Celebrating 10 years of the DATA Act

May 15, 2024 | Blog

Last week, at GovEx’s event to mark the 10th anniversary of the Digital Accountability and Transparency (DATA) Act, Robert Shea, a former leader at the White House Office of Management and Budget, described the Act as “the most significant advancement in government transparency in the world before or after.”

GovEx gathered more than 100 lawmakers, open data advocates, and local municipal leaders from around the country at the new Johns Hopkins University Bloomberg Center in the heart of Washington, D.C. for the event, “Reflections on the 10th Anniversary of the DATA Act: Examining the Impact and the Future of Open Data.” (Watch the full livestream or a compilation of highlights.)

The DATA Act was the country’s first open data law, standardizing data for more than $6 trillion in annual spending and making it possible for taxpayers to monitor how federal funds are allocated and trace those funds to direct investments in their communities. It became a model for open data laws around the country and around the world.

Senator Mark Warner (D-VA), sponsor of the 2014 law, Mayor Tim Kelly of Chattanooga, and a wide range of federal officials, including several who played key roles in passing and implementing the DATA Act, were among those who spoke at the event, which encouraged attendees to consider the last decade of improved transparency and to look ahead to how the use of public sector data might evolve alongside emerging technologies.

GovEx Executive Director Amy Holmes, who hosted the event, played several key roles in putting the DATA Act in place. Before coming to GovEx, Holmes was Director of the Task Force on Government Performance on the Senate Budget Committee, where she helped draft the DATA Act and get it passed. Then, as a Deputy Assistant Secretary at the US Department of the Treasury, she helped implement it.
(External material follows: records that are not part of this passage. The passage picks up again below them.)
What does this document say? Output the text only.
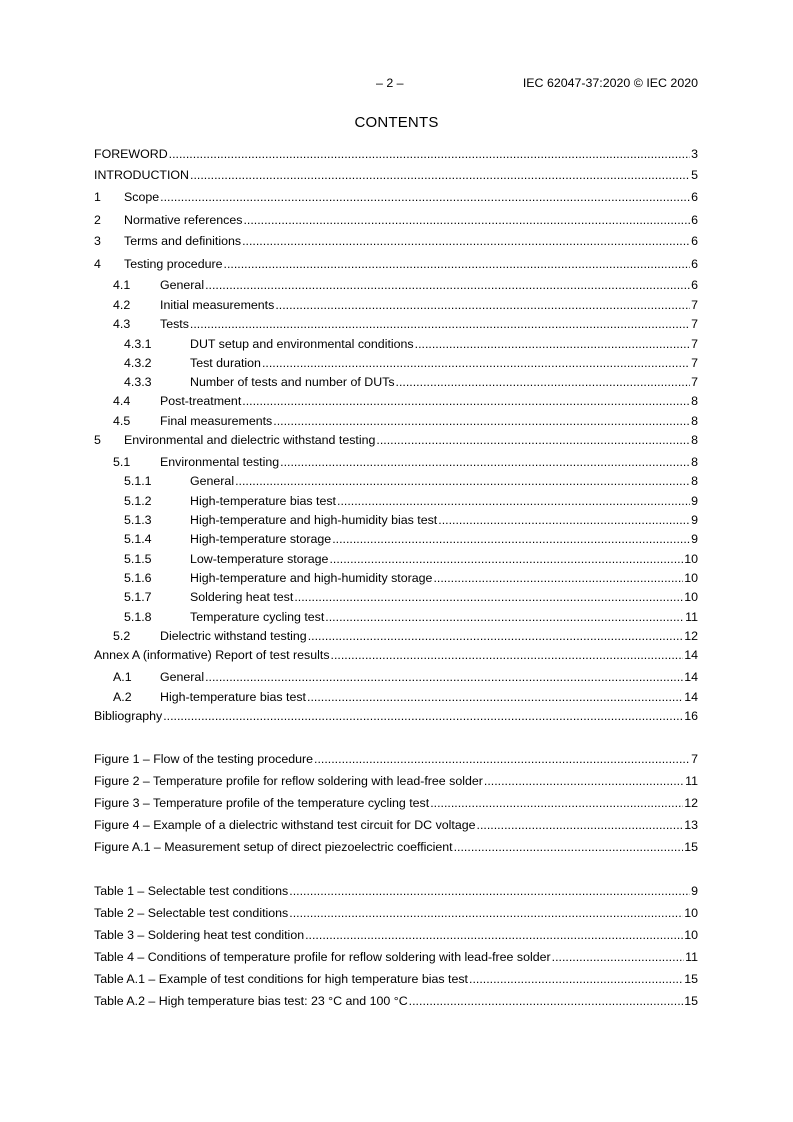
– 2 –	IEC 62047-37:2020 © IEC 2020
CONTENTS
FOREWORD .....	3
INTRODUCTION .....	5
1	Scope .....	6
2	Normative references .....	6
3	Terms and definitions .....	6
4	Testing procedure .....	6
4.1	General .....	6
4.2	Initial measurements .....	7
4.3	Tests .....	7
4.3.1	DUT setup and environmental conditions .....	7
4.3.2	Test duration .....	7
4.3.3	Number of tests and number of DUTs .....	7
4.4	Post-treatment .....	8
4.5	Final measurements .....	8
5	Environmental and dielectric withstand testing .....	8
5.1	Environmental testing .....	8
5.1.1	General .....	8
5.1.2	High-temperature bias test .....	9
5.1.3	High-temperature and high-humidity bias test .....	9
5.1.4	High-temperature storage .....	9
5.1.5	Low-temperature storage .....	10
5.1.6	High-temperature and high-humidity storage .....	10
5.1.7	Soldering heat test .....	10
5.1.8	Temperature cycling test .....	11
5.2	Dielectric withstand testing .....	12
Annex A (informative) Report of test results .....	14
A.1	General .....	14
A.2	High-temperature bias test .....	14
Bibliography .....	16
Figure 1 – Flow of the testing procedure .....	7
Figure 2 – Temperature profile for reflow soldering with lead-free solder .....	11
Figure 3 – Temperature profile of the temperature cycling test .....	12
Figure 4 – Example of a dielectric withstand test circuit for DC voltage .....	13
Figure A.1 – Measurement setup of direct piezoelectric coefficient .....	15
Table 1 – Selectable test conditions .....	9
Table 2 – Selectable test conditions .....	10
Table 3 – Soldering heat test condition .....	10
Table 4 – Conditions of temperature profile for reflow soldering with lead-free solder .....	11
Table A.1 – Example of test conditions for high temperature bias test .....	15
Table A.2 – High temperature bias test: 23 °C and 100 °C .....	15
As Senator Warner said in his remarks at the event, “No one has had more fingers on everything involved [in the DATA Act] than Amy.”

Read about highlights from the event below.

Welcome and Reflections from Leadership

GovEx founder and Johns Hopkins University Associate Vice Provost for Public Innovation, Beth Blauer, and Head of Federal Initiatives, Government Innovation at Bloomberg Philanthropies, Luke McGowan, welcomed the crowd to the Johns Hopkins University Bloomberg Center. Both emphasized the important role data plays in the public sector and driving governments forward.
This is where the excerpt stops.